We want to fit this data with a parameterized function, and a standard function to try is a polynomial:

\hat y_w(x) = w_0 + w_1 x^1 + \dots + w_n x^n.

If we think of each power x^i as a new feature x_i in a high dimensional space, we can treat this as just an n-dimensional linear model:

\hat y_w(x) = w_0 + w_1 x_1 + \dots + w_n x_n.

We can find the coefficients w_0 in this model by minimizing a cost function given by the average squared difference between the model \hat y_w(x^i) and the data y^i:

J(w) = \sum_{i=1}^m (\hat y_w^i-y^i)^2.

However, the standard question is: which order polynomial do we choose? If we choose a low order polynomial, the function won’t have enough complexity to accurately fit the data. If we choose a high order polynomial, the function will be overfit and won’t generalize to new data. As an example, below is an 11th order polynomial (12 free coefficients) fit to the 10 data points. The system is technically underdetermined and clearly overfits the data

overfit
11th order polynomial fit to the 10 data points.

Instead of using a lower order polynomial to avoid overfitting, we can instead place a penalty on the size of coefficients resulting in a simpler fitting function. This method is known as regularization. The cost function that is minimized has an additional term for the coefficients, and looks like

J(w) = \sum_{i=1}^m (\hat y_w^i-y^i)^2 + \alpha \sum_{j=1}^n w_j^2.

The larger the hyperparameter \alpha, the smaller the coefficients that minimize the cost function. (Note that when using regularization, it is necessary to scale all features so that they have similar numerical values.

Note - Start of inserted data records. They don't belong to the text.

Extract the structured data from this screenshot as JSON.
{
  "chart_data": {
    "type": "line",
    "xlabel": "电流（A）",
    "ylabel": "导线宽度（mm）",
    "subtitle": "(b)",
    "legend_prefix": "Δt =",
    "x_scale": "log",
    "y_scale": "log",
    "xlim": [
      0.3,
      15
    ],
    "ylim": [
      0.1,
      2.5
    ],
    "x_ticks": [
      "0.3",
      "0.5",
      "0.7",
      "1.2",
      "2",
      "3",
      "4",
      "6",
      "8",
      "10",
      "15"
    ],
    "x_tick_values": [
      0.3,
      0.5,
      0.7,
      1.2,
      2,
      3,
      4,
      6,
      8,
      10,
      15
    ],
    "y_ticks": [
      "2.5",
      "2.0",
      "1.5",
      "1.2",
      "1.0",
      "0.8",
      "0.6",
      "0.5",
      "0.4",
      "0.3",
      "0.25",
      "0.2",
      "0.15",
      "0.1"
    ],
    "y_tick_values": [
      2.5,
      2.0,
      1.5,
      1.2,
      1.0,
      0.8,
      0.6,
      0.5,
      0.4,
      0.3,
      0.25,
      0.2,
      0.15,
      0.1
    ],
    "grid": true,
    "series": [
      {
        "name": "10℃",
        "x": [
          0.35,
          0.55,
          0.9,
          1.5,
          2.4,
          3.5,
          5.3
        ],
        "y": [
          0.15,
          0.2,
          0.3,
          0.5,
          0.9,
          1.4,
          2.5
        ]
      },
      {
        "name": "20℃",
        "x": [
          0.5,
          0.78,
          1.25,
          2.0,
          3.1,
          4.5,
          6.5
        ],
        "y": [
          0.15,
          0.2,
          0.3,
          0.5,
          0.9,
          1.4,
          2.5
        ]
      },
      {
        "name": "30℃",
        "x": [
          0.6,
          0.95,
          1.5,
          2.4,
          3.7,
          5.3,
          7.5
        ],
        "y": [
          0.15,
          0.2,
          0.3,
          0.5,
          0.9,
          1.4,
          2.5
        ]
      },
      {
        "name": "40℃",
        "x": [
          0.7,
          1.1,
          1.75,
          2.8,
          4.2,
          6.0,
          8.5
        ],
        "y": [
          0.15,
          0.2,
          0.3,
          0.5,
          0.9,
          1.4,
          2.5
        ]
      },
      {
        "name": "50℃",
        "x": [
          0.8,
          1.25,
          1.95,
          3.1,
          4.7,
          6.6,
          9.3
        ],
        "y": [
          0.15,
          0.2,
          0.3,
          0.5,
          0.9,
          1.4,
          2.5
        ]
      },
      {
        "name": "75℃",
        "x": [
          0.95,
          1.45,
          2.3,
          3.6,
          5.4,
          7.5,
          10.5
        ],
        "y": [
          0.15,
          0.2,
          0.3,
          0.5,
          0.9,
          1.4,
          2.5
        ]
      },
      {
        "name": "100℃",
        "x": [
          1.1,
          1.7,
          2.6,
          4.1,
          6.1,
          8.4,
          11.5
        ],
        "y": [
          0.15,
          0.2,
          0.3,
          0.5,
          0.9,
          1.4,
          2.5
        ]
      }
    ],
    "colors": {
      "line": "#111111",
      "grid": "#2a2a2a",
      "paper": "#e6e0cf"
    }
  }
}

In the notebook on github, all features in the training set were rescaled to lie in the range [0, 1].)

ChangingAlpha
For small values of α, the size of the coefficients is not limited, and the fitting function can be complex. However, as α increases, large coefficients are disfavored, and the fitting function becomes simpler.

The optimal value of the hyperparameter \alpha can be chosen with k-fold cross-validation. The steps are as follows:

  1. Break the data into k sets.
  2. Fit the function with k-1 (training) sets. Calculate the error with the other (validation) set.
  3. Cycle through the sets so that each set is the validation set exactly once.
  4. Choose the hyperparameters that give the smallest average error for the validation set.
  5. Retrain on the entire training set with the chosen hyperparameters.

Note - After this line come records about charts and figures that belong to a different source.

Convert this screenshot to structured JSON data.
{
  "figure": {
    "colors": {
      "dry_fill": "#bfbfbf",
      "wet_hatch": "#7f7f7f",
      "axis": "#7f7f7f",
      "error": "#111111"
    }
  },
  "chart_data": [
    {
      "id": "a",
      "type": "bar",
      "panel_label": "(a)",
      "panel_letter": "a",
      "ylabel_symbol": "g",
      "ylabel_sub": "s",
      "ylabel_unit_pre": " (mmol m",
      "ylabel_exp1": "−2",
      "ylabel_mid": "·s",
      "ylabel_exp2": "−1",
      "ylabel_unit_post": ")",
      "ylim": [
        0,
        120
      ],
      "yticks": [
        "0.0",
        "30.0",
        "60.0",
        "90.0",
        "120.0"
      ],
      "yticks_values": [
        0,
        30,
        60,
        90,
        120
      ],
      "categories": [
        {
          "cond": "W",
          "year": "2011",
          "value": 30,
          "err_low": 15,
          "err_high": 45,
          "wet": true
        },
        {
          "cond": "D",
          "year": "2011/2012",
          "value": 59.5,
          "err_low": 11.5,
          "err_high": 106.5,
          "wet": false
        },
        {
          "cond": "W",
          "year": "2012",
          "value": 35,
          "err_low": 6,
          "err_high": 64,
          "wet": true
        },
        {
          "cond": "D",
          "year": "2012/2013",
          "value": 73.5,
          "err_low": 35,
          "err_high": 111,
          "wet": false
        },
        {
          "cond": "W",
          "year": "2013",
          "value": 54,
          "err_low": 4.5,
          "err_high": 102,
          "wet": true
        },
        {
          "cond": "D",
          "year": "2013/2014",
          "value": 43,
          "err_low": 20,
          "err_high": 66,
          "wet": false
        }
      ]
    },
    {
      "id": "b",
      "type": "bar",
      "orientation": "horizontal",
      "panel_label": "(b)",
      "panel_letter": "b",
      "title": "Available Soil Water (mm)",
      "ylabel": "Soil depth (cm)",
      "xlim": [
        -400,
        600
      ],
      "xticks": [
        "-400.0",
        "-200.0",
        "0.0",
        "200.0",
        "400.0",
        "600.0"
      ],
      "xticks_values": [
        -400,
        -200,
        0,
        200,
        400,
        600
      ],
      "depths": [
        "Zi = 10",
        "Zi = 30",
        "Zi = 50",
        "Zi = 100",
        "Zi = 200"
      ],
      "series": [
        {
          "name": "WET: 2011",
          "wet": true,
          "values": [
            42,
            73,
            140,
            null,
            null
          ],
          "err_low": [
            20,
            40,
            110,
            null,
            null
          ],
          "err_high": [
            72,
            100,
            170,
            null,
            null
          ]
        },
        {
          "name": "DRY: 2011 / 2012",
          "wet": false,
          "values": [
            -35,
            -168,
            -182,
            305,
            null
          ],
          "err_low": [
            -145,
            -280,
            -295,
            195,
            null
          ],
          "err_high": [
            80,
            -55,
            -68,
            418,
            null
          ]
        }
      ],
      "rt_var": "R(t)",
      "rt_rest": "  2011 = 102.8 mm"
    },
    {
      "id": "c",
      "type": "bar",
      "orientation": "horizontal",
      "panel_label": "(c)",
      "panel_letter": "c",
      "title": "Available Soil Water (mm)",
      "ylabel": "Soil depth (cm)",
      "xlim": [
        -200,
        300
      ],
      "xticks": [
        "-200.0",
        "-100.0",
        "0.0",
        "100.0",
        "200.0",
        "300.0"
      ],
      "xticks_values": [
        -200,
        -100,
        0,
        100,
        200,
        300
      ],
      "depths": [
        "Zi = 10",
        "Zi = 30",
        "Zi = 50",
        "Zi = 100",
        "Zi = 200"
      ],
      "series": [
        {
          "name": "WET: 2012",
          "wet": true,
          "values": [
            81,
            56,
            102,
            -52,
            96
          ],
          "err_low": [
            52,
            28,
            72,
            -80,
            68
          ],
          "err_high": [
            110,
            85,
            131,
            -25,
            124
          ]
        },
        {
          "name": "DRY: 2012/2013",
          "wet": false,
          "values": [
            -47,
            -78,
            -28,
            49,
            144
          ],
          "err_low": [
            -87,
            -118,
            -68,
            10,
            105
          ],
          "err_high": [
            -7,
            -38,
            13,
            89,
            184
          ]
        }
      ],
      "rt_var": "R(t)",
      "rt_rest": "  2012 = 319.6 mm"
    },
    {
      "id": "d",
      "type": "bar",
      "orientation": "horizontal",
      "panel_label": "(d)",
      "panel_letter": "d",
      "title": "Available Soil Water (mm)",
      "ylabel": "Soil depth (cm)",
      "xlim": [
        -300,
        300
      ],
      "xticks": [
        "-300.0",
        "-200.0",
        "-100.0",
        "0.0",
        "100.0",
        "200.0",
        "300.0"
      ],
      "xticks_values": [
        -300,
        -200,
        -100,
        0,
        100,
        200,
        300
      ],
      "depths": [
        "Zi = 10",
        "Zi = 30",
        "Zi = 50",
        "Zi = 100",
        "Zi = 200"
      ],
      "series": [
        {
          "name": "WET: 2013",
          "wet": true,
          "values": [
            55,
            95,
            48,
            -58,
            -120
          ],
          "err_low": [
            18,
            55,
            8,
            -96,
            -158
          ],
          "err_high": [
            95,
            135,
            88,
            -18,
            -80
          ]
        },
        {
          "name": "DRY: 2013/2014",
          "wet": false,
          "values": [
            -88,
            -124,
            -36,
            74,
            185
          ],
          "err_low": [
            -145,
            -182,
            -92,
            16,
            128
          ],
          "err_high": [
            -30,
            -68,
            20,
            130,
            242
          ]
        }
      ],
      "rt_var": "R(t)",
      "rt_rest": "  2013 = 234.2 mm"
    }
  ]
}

Below is the fitting function after the optimal value of \alpha is chosen.

ridgecv
The value α=0.0007 minimized the cross-validation error.

Predicting the sale prices of homes

The goal of this project is to predict the sale prices of houses in Ames, Iowa using a training set of sale prices and about 80 features of each house. I obtained a fractional RMSE of 14%. The current best score is 11%.

I converted categorical features (e.g. ‘foundation type’ and ‘neighborhood name’) to binary features with one-hot-encoding, and ordinal features (e.g. exterior quality ratings {‘Poor’: 1, ‘Fair’: 2, ‘TA’: 3, ‘Good’: 4, ‘Excellent’: 5}) to numerical rankings. I imputed missing data to appropriate values depending on the context.With the cleaned, numerical data, I split the data into a training set and validation set. I examined several regression algorithms (Ridge, Lasso, Kernel Ridge, Support Vector Regression, Decision Tree, Random Forest, Neural Network). After optimizing the hyperparameters of each algorithm to minimize the 10-fold cross-validation error for the training set, I chose the model with the lowest error on the final validation set. This happened to be Support Vector Regression with a radial basis function kernel.

housingSVRradial
10-fold cross-validation error for Support Vector Regression with a radial basis function kernel as a function of the hyperparameters (penalty C and scale factor γ). The values that minimize this error were chosen for the final model.